= Französisches etymologisches Wörterbuch =

Etymological dictionary of Gallo-Romance languages

The Französisches etymologisches Wörterbuch (German for French Etymological Dictionary) or FEW is the principal etymological dictionary of the Gallo-Romance languages (such as French). It was the brainchild of the Swiss philologist Walther von Wartburg.

== History ==
The first edition of the FEW, written in German, was started in 1922, with the objective of tracing the origin, history and change of all words in the French lexicon, including Gallo-Romance languages: Occitan, Arpitan / Francoprovençal and Walloon. Since 1952, the Swiss National Science Foundation has supported this ambitious project, with the help of the French National Centre for Scientific Research (CNRS) since 1983. The first edition of the FEW was finished in 2002.

== Structure ==
The FEW comprises 25 volumes, 160 fascicles, and more than pages.

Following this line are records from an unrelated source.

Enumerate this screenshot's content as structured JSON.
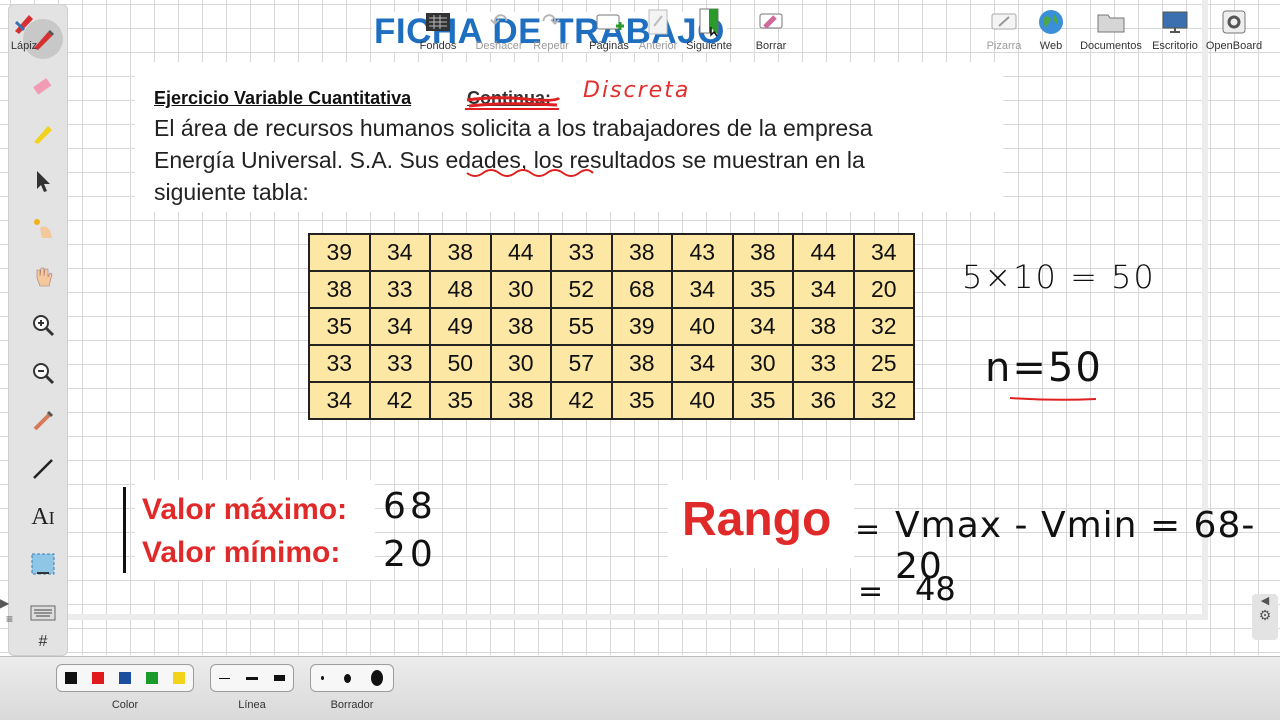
{
  "worksheet": {
    "title": "FICHA DE TRABAJO",
    "exercise_heading": "Ejercicio Variable Cuantitativa",
    "struck_word": "Continua:",
    "handwritten_type": "Discreta",
    "problem_text_line1": "El área de recursos humanos solicita a los trabajadores de la empresa",
    "problem_text_line2": "Energía Universal. S.A.  Sus edades, los resultados se muestran en la",
    "problem_text_line3": "siguiente tabla:",
    "table": [
      [
        "39",
        "34",
        "38",
        "44",
        "33",
        "38",
        "43",
        "38",
        "44",
        "34"
      ],
      [
        "38",
        "33",
        "48",
        "30",
        "52",
        "68",
        "34",
        "35",
        "34",
        "20"
      ],
      [
        "35",
        "34",
        "49",
        "38",
        "55",
        "39",
        "40",
        "34",
        "38",
        "32"
      ],
      [
        "33",
        "33",
        "50",
        "30",
        "57",
        "38",
        "34",
        "30",
        "33",
        "25"
      ],
      [
        "34",
        "42",
        "35",
        "38",
        "42",
        "35",
        "40",
        "35",
        "36",
        "32"
      ]
    ],
    "table_color": "#fde7a4",
    "note_product": "5×10 = 50",
    "note_n": "n=50",
    "label_max": "Valor máximo:",
    "label_min": "Valor mínimo:",
    "value_max": "68",
    "value_min": "20",
    "rango_label": "Rango",
    "rango_eq": "=",
    "rango_formula_vmax": "Vmax",
    "rango_formula_rest": "= 68-20",
    "rango_formula_vmin": "Vmin",
    "rango_result_eq": "=",
    "rango_result": "48",
    "accent_color": "#e02a2a",
    "title_color": "#1f6fc0"
  },
  "palette": {
    "tools": [
      "pen-icon",
      "eraser-icon",
      "highlighter-icon",
      "pointer-icon",
      "laser-icon",
      "hand-icon",
      "zoom-in-icon",
      "zoom-out-icon",
      "capture-icon",
      "line-icon",
      "text-icon",
      "screenshot-icon",
      "keyboard-icon"
    ]
  },
  "bottombar": {
    "lapiz": "Lápiz",
    "color": "Color",
    "linea": "Línea",
    "borrador": "Borrador",
    "fondos": "Fondos",
    "deshacer": "Deshacer",
    "repetir": "Repetir",
    "paginas": "Páginas",
    "anterior": "Anterior",
    "siguiente": "Siguiente",
    "borrar": "Borrar",
    "pizarra": "Pizarra",
    "web": "Web",
    "documentos": "Documentos",
    "escritorio": "Escritorio",
    "openboard": "OpenBoard",
    "colors": [
      "#111111",
      "#e01a1a",
      "#1a4fa0",
      "#1a9a2a",
      "#f2d21a"
    ]
  }
}
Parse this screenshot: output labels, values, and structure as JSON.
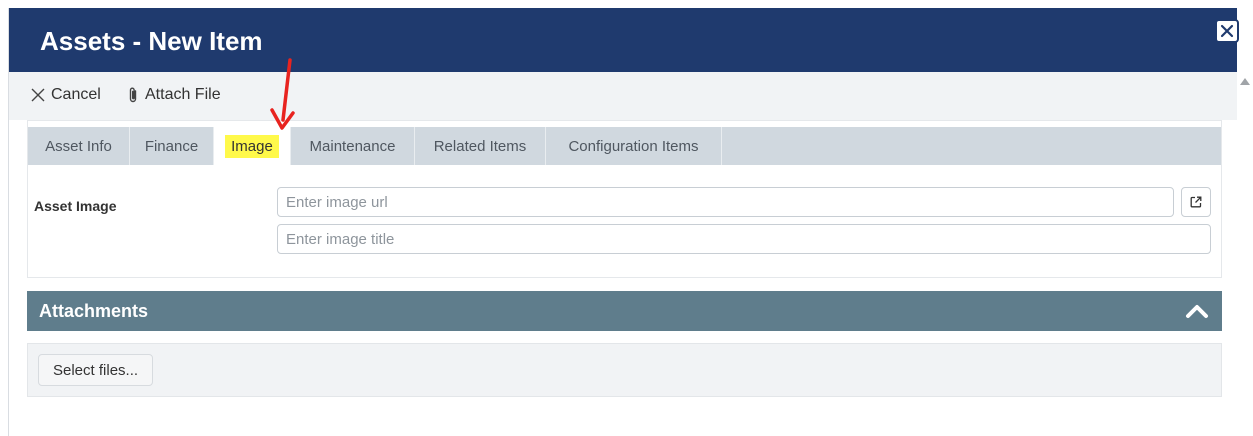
{
  "dialog": {
    "title": "Assets - New Item",
    "close_icon": "close-icon"
  },
  "toolbar": {
    "cancel_label": "Cancel",
    "attach_label": "Attach File"
  },
  "tabs": [
    {
      "label": "Asset Info",
      "active": false
    },
    {
      "label": "Finance",
      "active": false
    },
    {
      "label": "Image",
      "active": true
    },
    {
      "label": "Maintenance",
      "active": false
    },
    {
      "label": "Related Items",
      "active": false
    },
    {
      "label": "Configuration Items",
      "active": false
    }
  ],
  "image_form": {
    "label": "Asset Image",
    "url_placeholder": "Enter image url",
    "url_value": "",
    "title_placeholder": "Enter image title",
    "title_value": ""
  },
  "attachments": {
    "title": "Attachments",
    "select_files_label": "Select files..."
  },
  "colors": {
    "title_bar": "#1f3a6e",
    "section_header": "#5f7d8c",
    "tab_highlight": "#fff94a",
    "annotation_arrow": "#e8231f"
  }
}
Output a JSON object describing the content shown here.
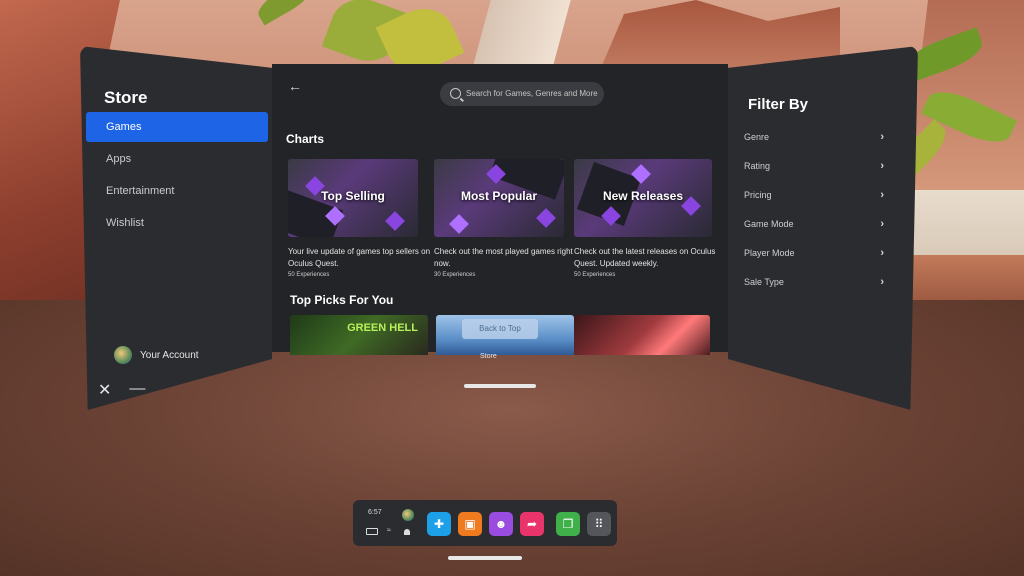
{
  "sidebar": {
    "title": "Store",
    "items": [
      {
        "label": "Games",
        "active": true
      },
      {
        "label": "Apps",
        "active": false
      },
      {
        "label": "Entertainment",
        "active": false
      },
      {
        "label": "Wishlist",
        "active": false
      }
    ],
    "account_label": "Your Account"
  },
  "search": {
    "placeholder": "Search for Games, Genres and More"
  },
  "charts": {
    "title": "Charts",
    "cards": [
      {
        "label": "Top Selling",
        "description": "Your live update of games top sellers on Oculus Quest.",
        "count": "50 Experiences"
      },
      {
        "label": "Most Popular",
        "description": "Check out the most played games right now.",
        "count": "30 Experiences"
      },
      {
        "label": "New Releases",
        "description": "Check out the latest releases on Oculus Quest. Updated weekly.",
        "count": "50 Experiences"
      }
    ]
  },
  "top_picks": {
    "title": "Top Picks For You",
    "game1_title": "GREEN HELL",
    "back_to_top": "Back to Top"
  },
  "filter": {
    "title": "Filter By",
    "items": [
      "Genre",
      "Rating",
      "Pricing",
      "Game Mode",
      "Player Mode",
      "Sale Type"
    ]
  },
  "window": {
    "caption": "Store"
  },
  "dock": {
    "time": "6:57",
    "apps": [
      {
        "icon": "explore-icon",
        "color": "#1ea0e8"
      },
      {
        "icon": "store-icon",
        "color": "#f07a1e"
      },
      {
        "icon": "people-icon",
        "color": "#9a4be0"
      },
      {
        "icon": "share-icon",
        "color": "#e8336b"
      },
      {
        "icon": "media-icon",
        "color": "#3fb04a"
      },
      {
        "icon": "app-library-icon",
        "color": "#55565b"
      }
    ]
  },
  "colors": {
    "accent": "#1e64e6",
    "panel": "#2b2c30",
    "content": "#232427"
  }
}
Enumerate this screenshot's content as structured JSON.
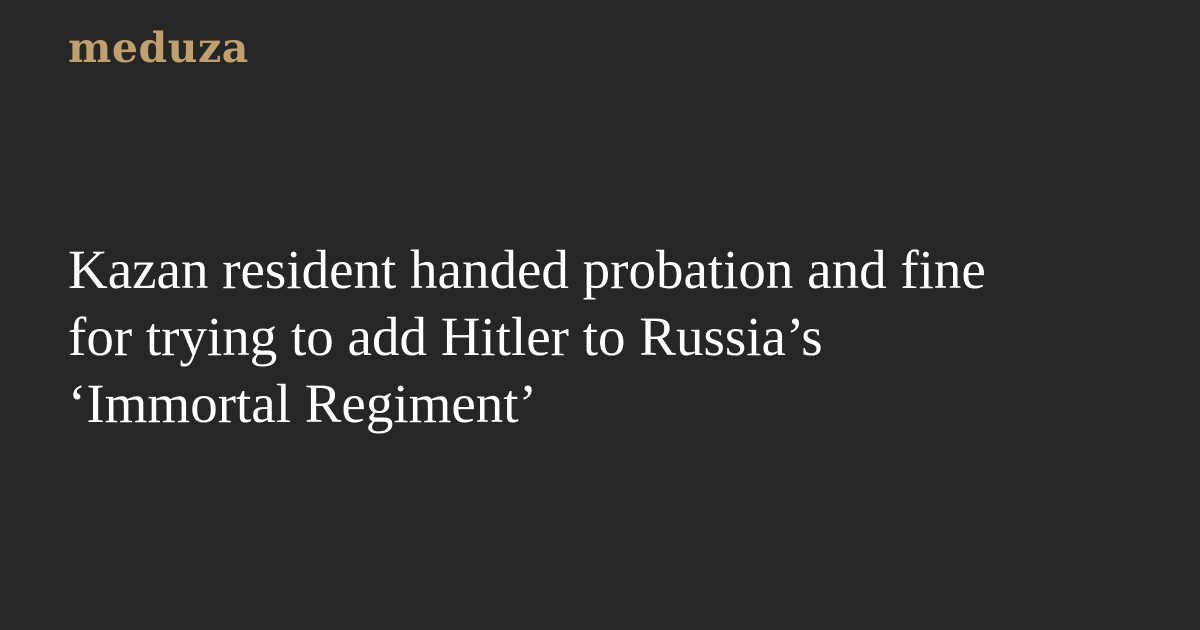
{
  "brand": {
    "logo_text": "meduza",
    "color": "#c0a06f"
  },
  "article": {
    "headline": "Kazan resident handed probation and fine\nfor trying to add Hitler to Russia’s\n‘Immortal Regiment’"
  },
  "colors": {
    "background": "#262626",
    "headline": "#ffffff"
  }
}
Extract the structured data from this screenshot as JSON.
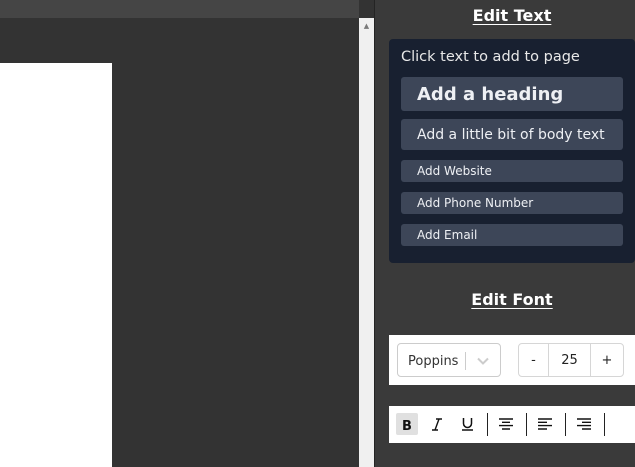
{
  "edit_text": {
    "title": "Edit Text",
    "hint": "Click text to add to page",
    "buttons": {
      "heading": "Add a heading",
      "body": "Add a little bit of body text",
      "website": "Add Website",
      "phone": "Add Phone Number",
      "email": "Add Email"
    }
  },
  "edit_font": {
    "title": "Edit Font",
    "font_family": "Poppins",
    "font_size": "25",
    "decrement_label": "-",
    "increment_label": "+"
  },
  "format_toolbar": {
    "bold_icon": "bold-icon",
    "italic_icon": "italic-icon",
    "underline_icon": "underline-icon",
    "align_center_icon": "align-center-icon",
    "align_left_icon": "align-left-icon",
    "align_right_icon": "align-right-icon",
    "active": "bold"
  },
  "colors": {
    "panel_bg": "#3a3a3a",
    "card_bg": "#182030",
    "button_bg": "#3d4658",
    "page_white": "#ffffff"
  }
}
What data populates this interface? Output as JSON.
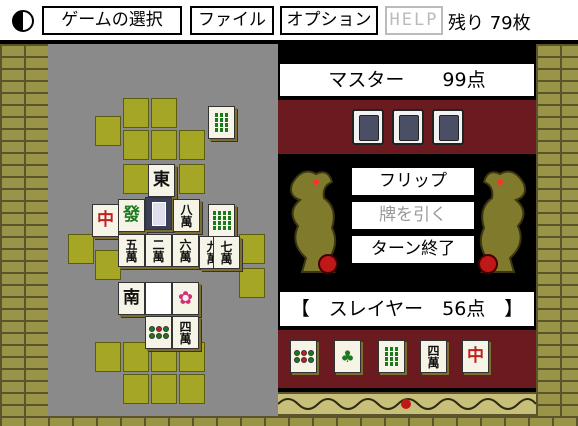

- Volumes 1-14: Latin, Greek, and some pre-Roman onomatopoeic etymology.
- Volumes 15-17: Germanic etymology.
- Volume 18: anglicisms.
- Volume 19: Orientalia
- Volume 20: loanwords from other languages (Breton, Basque, Hebrew, and so on).
- Volumes 21-23: Material of unknown or uncertain origin, loanwords from other Romance languages, as well as corrections and new research.
- Volumes 24 and 25: New revisions of the letter "A".

There is a much-abridged version, the Dictionnaire étymologique de la langue française, published by the Presses universitaires de France.